Virtual Reality in 2017
Virtual Reality in 2017
Virtual reality has been cited as the next big thing throughout 2016. Have we finally reached the apex where VR and AR will become as ingratiated into our lives as smartphones? Looking at the latest developments in the field, it looks like the summit is still a little further ahead on the horizon than touted.
The biggest virtual reality development that caught people’s attention in 2016 was definitely Pokemon GO. The adoption rates of the gaming app by Niantic Labs was unprecedented, a bona fide global phenomenon. While not fully immersive like the Oculus Rift or similar VR headsets, Pokemon GO presents an augmented reality viewable through your smartphone. One thing that can be observed from this is that consumers aren’t ready to completely give up on the real world just yet.
The completely immersive nature of virtual reality headsets hasn’t yet taken off with consumers. This brings us to the next chapter of digital realities – augmented or mixed reality. Combining computer generated 3D images with real world objects and spaces presents a middle road which could be the doorway to achieving mass appeal. By the end of 2016, Microsoft’s HoloLens was made available for purchase. The HoloLens allows users to move around and interact with real-world objects, while overlaying virtual images over them. This is a significant milestone for augmented reality headsets since the introduction of Google Lens – a product that never really gained much traction.
It seems that the key to making virtual reality accessible to the masses is to integrate the virtual world with real-life. Facebook has also made attempts to tie virtual to reality, incorporating its social networking prowess into Oculus’ VR equipment. Facebook launched Hangout Rooms in late-2016, as well as voice chat capabilities to connect users to the real world instead of holing themselves up in a solitary virtual realm. A recent report by Digi Capital revealed that AR has a larger potential market than VR, but will take a longer time to realise it.
2017 looks to be a ripe year for mixed reality since the launch of HoloLens.
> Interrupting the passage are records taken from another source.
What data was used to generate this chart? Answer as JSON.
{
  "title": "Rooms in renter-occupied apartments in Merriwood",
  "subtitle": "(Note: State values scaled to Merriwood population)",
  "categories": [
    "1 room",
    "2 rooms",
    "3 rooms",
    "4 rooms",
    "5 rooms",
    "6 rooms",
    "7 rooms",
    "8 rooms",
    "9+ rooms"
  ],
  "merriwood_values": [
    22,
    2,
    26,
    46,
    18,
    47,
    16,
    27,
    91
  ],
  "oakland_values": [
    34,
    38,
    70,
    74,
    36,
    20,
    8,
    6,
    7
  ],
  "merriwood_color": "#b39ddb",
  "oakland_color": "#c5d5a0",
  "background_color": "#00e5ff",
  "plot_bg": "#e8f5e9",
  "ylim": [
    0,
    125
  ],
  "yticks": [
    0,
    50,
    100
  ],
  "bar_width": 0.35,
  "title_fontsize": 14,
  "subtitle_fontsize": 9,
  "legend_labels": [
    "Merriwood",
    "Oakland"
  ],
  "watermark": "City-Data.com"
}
The recognition that comes with the brand Microsoft has also brought other Heads-Up Display (HUD) headsets to the forefront. Here are a few other companies that are looking to enter the augmented or mixed reality space:
Despite rumours of internal problems and multiple delays, Magic Leap, an augmented reality startup with a lot of funding from notable investors like Alibaba and Google, is set to unveil their version of the head mounted virtual retinal display very soon.
Meta, another Heads-Up Display producer, have begun shipping out demos and development kits late last year.
Osterhout Design Group (ODG), creator of smart glasses, recently unveiled 2 new prototypes, R8 and R9, which appears to display mixed reality properties as a new feature.
Samsung, one of the first companies to achieve a significant amount of mass appeal with their Gear VR, recently announced their intention to shift focus to the development of augmented reality hardware and software.
At this current time, the main barrier of the mass-adoption for VR and AR equipment is the price point. Many of these products are far too expensive for the consumer market. Once the cost of production for these headsets can be reduced, we can expect higher adoption rates. The next phase of the growth of AR and VR will be the development of applications for devices. With all these milestones not yet reached, the AR and VR revolution still needs time to attain global proliferation.